4 minute read
Tales from Titchmarsh
A day spent gardening is well worth celebrating, says Alan, whether that’s with a glass of fizz, a bottle of beer or a cup of tea
To talk of drink might be thought
of as being a touch personal. I mean, if one man’s meat is another man’s poison, and one man’s fish is another man’s poisson, who’s to say whether tea is better than coffee or a herbal tisane is better for your continued health than a mug of Rosie Lee? One thing is certain: no gardener can function without recourse to a brew both morning and afternoon. When I was growing up, the choice, courtesy of my mother’s weekly trip to the grocer, was relatively straightforward: Brooke Bond Dividend Tea for breakfast, Nescafé mid-morning and back to the ‘Divi’ in the afternoon, though for a while my parents did ply me with Ovaltine at bedtime, whereas they were devotees of Horlicks. So sophisticated.
Nowadays it’s Yorkshire Tea for breakfast, a mug of freshly ground coffee for elevenses and a cup of weak black lapsang in the afternoon. (In the evening the Ovaltine has been
superseded by a large gin and tonic, but we’ll pass over that... for now.)
When I was apprenticed at the local nursery, Dick the tractor driver, having dropped off all the men at various flower beds around the town, would return to the nursery, collapse into his uncut moquette flea-ridden armchair in the mess room and partake of a pint pot of tea, so strong that it made his eyes water. The inside of that cracked receptacle remained as brown as his armchair, so tenacious was the tannin. But it did seem to fuel him. Half an hour later he’d set off in his tractor – gang mowers dangling behind him – to go round in circles for the rest of the morning on the playing fields down by the river.

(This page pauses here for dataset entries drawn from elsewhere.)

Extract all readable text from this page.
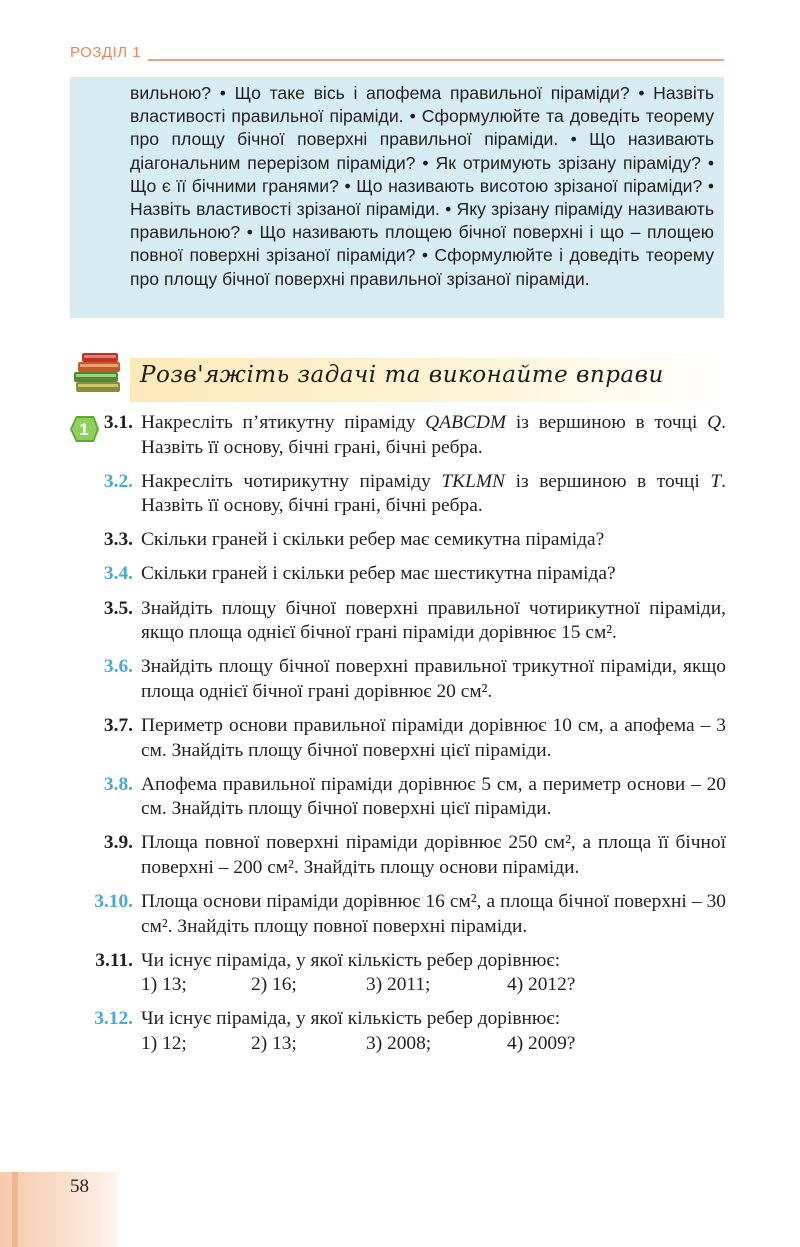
РОЗДІЛ 1
вильною? • Що таке вісь і апофема правильної піраміди? • Назвіть властивості правильної піраміди. • Сформулюйте та доведіть теорему про площу бічної поверхні правильної піраміди. • Що називають діагональним перерізом піраміди? • Як отримують зрізану піраміду? • Що є її бічними гранями? • Що називають висотою зрізаної піраміди? • Назвіть властивості зрізаної піраміди. • Яку зрізану піраміду називають правильною? • Що називають площею бічної поверхні і що – площею повної поверхні зрізаної піраміди? • Сформулюйте і доведіть теорему про площу бічної поверхні правильної зрізаної піраміди.
Розв'яжіть задачі та виконайте вправи
1 3.1. Накресліть п’ятикутну піраміду QABCDM із вершиною в точці Q. Назвіть її основу, бічні грані, бічні ребра.
3.2. Накресліть чотирикутну піраміду TKLMN із вершиною в точці T. Назвіть її основу, бічні грані, бічні ребра.
3.3. Скільки граней і скільки ребер має семикутна піраміда?
3.4. Скільки граней і скільки ребер має шестикутна піраміда?
3.5. Знайдіть площу бічної поверхні правильної чотирикутної піраміди, якщо площа однієї бічної грані піраміди дорівнює 15 см².
3.6. Знайдіть площу бічної поверхні правильної трикутної піраміди, якщо площа однієї бічної грані дорівнює 20 см².
3.7. Периметр основи правильної піраміди дорівнює 10 см, а апофема – 3 см. Знайдіть площу бічної поверхні цієї піраміди.
3.8. Апофема правильної піраміди дорівнює 5 см, а периметр основи – 20 см. Знайдіть площу бічної поверхні цієї піраміди.
3.9. Площа повної поверхні піраміди дорівнює 250 см², а площа її бічної поверхні – 200 см². Знайдіть площу основи піраміди.
3.10. Площа основи піраміди дорівнює 16 см², а площа бічної поверхні – 30 см². Знайдіть площу повної поверхні піраміди.
3.11. Чи існує піраміда, у якої кількість ребер дорівнює:
1) 13;	2) 16;	3) 2011;	4) 2012?
3.12. Чи існує піраміда, у якої кількість ребер дорівнює:
1) 12;	2) 13;	3) 2008;	4) 2009?
58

I don’t remember being quite so dependent on tea to see me through the morning, but then I was only 15 and two freshly made pork pies seemed to suit my rapid metabolic rate rather more than a pint of PG Tips. I blush now at the recollection, but would say, in my defence, that when I married some 11 years later I still weighed only eight and a half stone. Those were the days… Today, of course, I am more discerning. The two pork pies have been replaced by a mug of freshly ground
Columbian – not too weak, not too bitter, but strong enough to be the colour of plain chocolate when poured from the cafetière. My wife, on the other hand, is a devotee of decaffeinated Earl Grey tea.
I know of others who prefer their morning libation to be of a delicate nature – a herbal tea bag, dunked for just long enough to give the boiling water a greenish tinge. I will not be critical; merely incredulous that they find it sustaining enough to see them through until lunchtime. At weekends, having pottered in the flower beds all morning, there is an excuse to push the boat out a little further and have a bottle of beer for lunch. Just a small one. More than a swift half and there is a risk that I might snip off the end of my finger with the secateurs or push a fork through my foot.
But then at the end of the day comes the ultimate reward for a day’s gardening: the popping of a cork or the flipping or unscrewing of a cap to celebrate a job well done. This is where the indecision comes in. Are we feeling like a beer or a glass of fizz? Red wine? White wine? Whispering Angel? Or a G and T? Should we demur on a Monday and just have a nice cup of tea? Deciding which variety of tomato to grow each year is child’s play when compared with deciding on the evening tipple.
A friend who is an accomplished author and still writing in her 86th year was exhorted by her children to have at least one day a week free of alcohol. Her answer was unequivocal: “What on earth for?”
Yes, we are wise to the dangers, but then we also know that granny’s dictum of ‘everything in moderation’ is a pretty good rule of thumb, and the pleasure that glass affords us at the end of the day and the relaxation it engenders must count for something. I say this to myself as I pour a large G and T in the evening. Just the one, you understand.